37.748°N, 14.999°E; summit elev. 3295 m
All times are local (unless otherwise noted)
The Italy's Volcanoes website reported that on 13 June, after ~44 hours of low activity, the fourth eruptive episode within in a week began at Southeast Crater. The episode lasted longer and was more intense than the previous three episodes. Lava flowed from a vent on the NNE flank of Southeast Crater cone. During the most intense phase of the eruption lava fountains rose 150-200 m above the NNE flank vent. Strombolian bursts occurred so frequently that they eventually blended into one continuous pulsating fountain that rose up to 400 m. Also bursts periodically sent bombs up to 500 m above the crater rim. A small amount of ash was emitted with many of the stronger bursts. On 15 June another eruptive episode occurred with activity similar to the 13 June episode.

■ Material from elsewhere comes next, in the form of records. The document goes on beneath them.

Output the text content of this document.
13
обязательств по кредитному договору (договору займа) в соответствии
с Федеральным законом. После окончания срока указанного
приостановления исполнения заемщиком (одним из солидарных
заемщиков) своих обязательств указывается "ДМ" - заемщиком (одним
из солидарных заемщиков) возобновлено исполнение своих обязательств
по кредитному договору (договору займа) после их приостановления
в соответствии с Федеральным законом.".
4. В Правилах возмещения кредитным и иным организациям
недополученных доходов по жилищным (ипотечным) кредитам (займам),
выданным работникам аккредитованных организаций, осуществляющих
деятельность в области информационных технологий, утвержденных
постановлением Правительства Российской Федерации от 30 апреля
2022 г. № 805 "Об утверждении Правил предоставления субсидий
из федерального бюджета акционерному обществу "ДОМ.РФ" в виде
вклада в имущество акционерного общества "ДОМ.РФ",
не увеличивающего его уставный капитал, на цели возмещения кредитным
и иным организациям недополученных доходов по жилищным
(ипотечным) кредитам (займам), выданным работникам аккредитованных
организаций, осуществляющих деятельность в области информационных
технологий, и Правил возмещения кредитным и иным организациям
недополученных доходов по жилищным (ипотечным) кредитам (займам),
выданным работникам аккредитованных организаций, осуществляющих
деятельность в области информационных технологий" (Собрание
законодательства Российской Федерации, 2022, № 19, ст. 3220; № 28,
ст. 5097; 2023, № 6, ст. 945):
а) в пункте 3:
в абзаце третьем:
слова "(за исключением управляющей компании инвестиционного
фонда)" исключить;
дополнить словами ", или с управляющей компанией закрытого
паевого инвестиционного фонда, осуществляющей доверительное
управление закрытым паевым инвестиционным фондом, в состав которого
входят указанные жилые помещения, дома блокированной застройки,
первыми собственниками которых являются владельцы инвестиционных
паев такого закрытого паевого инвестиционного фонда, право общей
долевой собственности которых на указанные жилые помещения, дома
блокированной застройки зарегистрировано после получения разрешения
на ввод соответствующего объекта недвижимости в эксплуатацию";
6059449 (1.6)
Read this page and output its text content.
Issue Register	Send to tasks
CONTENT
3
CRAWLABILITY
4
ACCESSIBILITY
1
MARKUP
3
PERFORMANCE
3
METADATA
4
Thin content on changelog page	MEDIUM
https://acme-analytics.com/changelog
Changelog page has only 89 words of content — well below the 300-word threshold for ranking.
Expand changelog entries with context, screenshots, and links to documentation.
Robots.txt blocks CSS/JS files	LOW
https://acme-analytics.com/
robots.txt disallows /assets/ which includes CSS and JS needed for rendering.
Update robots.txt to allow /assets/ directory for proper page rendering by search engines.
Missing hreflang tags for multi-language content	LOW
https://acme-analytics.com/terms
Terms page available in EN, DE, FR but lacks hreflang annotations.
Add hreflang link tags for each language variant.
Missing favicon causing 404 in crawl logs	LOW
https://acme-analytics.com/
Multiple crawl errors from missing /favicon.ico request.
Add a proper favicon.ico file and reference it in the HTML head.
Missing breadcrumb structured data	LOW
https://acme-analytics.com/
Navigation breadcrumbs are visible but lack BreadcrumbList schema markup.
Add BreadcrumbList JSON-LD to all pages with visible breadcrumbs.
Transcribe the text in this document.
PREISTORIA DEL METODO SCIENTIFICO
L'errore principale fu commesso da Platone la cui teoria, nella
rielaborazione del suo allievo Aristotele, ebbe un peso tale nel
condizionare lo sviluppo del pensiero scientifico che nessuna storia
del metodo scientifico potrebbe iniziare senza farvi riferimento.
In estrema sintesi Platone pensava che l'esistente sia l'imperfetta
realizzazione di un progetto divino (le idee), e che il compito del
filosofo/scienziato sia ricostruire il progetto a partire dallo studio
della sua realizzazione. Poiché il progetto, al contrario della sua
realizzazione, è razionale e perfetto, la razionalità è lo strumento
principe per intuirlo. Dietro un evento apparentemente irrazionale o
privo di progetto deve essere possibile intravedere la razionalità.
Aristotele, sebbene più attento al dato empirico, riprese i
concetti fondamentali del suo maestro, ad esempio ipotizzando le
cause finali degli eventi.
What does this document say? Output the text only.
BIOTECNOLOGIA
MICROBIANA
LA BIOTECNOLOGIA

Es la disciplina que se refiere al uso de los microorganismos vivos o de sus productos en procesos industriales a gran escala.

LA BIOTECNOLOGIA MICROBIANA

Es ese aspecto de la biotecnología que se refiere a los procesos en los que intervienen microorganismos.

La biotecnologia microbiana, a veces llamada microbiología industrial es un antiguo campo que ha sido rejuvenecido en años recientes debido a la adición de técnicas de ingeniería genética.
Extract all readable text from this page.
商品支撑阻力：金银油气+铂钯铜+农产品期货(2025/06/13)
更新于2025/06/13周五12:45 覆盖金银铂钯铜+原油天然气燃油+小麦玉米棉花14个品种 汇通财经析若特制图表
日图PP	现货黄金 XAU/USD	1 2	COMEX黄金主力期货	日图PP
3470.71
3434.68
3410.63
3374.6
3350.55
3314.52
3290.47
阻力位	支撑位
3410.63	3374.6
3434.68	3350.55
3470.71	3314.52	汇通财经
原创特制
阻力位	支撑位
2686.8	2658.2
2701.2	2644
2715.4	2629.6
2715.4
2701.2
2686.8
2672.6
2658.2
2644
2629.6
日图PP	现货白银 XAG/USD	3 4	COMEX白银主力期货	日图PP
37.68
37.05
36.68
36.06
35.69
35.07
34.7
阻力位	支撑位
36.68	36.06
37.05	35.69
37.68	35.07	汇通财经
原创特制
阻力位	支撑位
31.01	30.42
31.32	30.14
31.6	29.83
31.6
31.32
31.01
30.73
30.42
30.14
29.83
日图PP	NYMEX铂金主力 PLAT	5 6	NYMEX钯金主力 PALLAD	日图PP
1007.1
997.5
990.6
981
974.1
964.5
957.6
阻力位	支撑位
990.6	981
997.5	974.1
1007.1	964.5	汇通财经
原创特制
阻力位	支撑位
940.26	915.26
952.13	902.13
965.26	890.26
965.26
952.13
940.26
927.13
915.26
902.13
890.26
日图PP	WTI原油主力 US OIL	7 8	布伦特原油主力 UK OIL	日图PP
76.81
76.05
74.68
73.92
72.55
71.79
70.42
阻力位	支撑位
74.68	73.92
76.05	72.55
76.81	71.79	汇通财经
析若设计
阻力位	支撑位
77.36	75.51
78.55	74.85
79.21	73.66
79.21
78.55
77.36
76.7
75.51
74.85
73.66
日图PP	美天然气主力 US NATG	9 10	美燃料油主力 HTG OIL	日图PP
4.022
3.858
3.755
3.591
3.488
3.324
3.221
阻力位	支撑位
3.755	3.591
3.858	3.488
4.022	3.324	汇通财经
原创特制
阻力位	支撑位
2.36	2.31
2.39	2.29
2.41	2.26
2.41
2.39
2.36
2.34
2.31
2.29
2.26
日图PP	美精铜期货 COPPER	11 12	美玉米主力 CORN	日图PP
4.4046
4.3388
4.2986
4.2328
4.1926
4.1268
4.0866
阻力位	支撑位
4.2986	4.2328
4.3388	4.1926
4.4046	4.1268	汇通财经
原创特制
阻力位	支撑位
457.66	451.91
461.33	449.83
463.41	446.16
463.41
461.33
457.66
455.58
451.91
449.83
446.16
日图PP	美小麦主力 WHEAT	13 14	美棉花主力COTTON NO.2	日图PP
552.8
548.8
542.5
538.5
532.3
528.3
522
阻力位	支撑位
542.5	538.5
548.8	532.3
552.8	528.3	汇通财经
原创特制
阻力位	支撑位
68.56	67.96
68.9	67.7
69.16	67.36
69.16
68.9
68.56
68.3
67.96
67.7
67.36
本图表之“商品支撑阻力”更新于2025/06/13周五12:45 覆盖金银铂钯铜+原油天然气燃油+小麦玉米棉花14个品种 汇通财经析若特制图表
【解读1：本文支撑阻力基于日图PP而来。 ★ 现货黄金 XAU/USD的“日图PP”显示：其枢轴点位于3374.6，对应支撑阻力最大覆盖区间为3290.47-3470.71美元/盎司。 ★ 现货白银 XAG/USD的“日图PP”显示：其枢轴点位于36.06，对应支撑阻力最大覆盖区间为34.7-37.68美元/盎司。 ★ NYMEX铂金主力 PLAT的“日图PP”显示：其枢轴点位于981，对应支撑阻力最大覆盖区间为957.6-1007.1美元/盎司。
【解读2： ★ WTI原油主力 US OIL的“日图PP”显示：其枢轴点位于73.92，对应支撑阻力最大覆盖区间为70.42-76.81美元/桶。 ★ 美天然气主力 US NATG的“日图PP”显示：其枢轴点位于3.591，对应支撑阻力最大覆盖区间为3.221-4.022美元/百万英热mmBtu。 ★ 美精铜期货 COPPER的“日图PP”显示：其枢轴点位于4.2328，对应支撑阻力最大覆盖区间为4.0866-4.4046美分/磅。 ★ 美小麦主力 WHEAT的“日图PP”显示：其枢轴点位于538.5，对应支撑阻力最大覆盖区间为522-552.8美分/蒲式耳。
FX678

Geologic Background. Mount Etna, towering above Catania, Sicily's second largest city, has one of the world's longest documented records of historical volcanism, dating back to 1500 BCE. Historical lava flows of basaltic composition cover much of the surface of this massive volcano, whose edifice is the highest and most voluminous in Italy. The Mongibello stratovolcano, truncated by several small calderas, was constructed during the late Pleistocene and Holocene over an older shield volcano. The most prominent morphological feature of Etna is the Valle del Bove, a 5 x 10 km horseshoe-shaped caldera open to the east. Two styles of eruptive activity typically occur, sometimes simultaneously. Persistent explosive eruptions, sometimes with minor lava emissions, take place from one or more summit craters. Flank vents, typically with higher effusion rates, are less frequently active and originate from fissures that open progressively downward from near the summit (usually accompanied by Strombolian eruptions at the upper end). Cinder cones are commonly constructed over the vents of lower-flank lava flows. Lava flows extend to the foot of the volcano on all sides and have reached the sea over a broad area on the SE flank.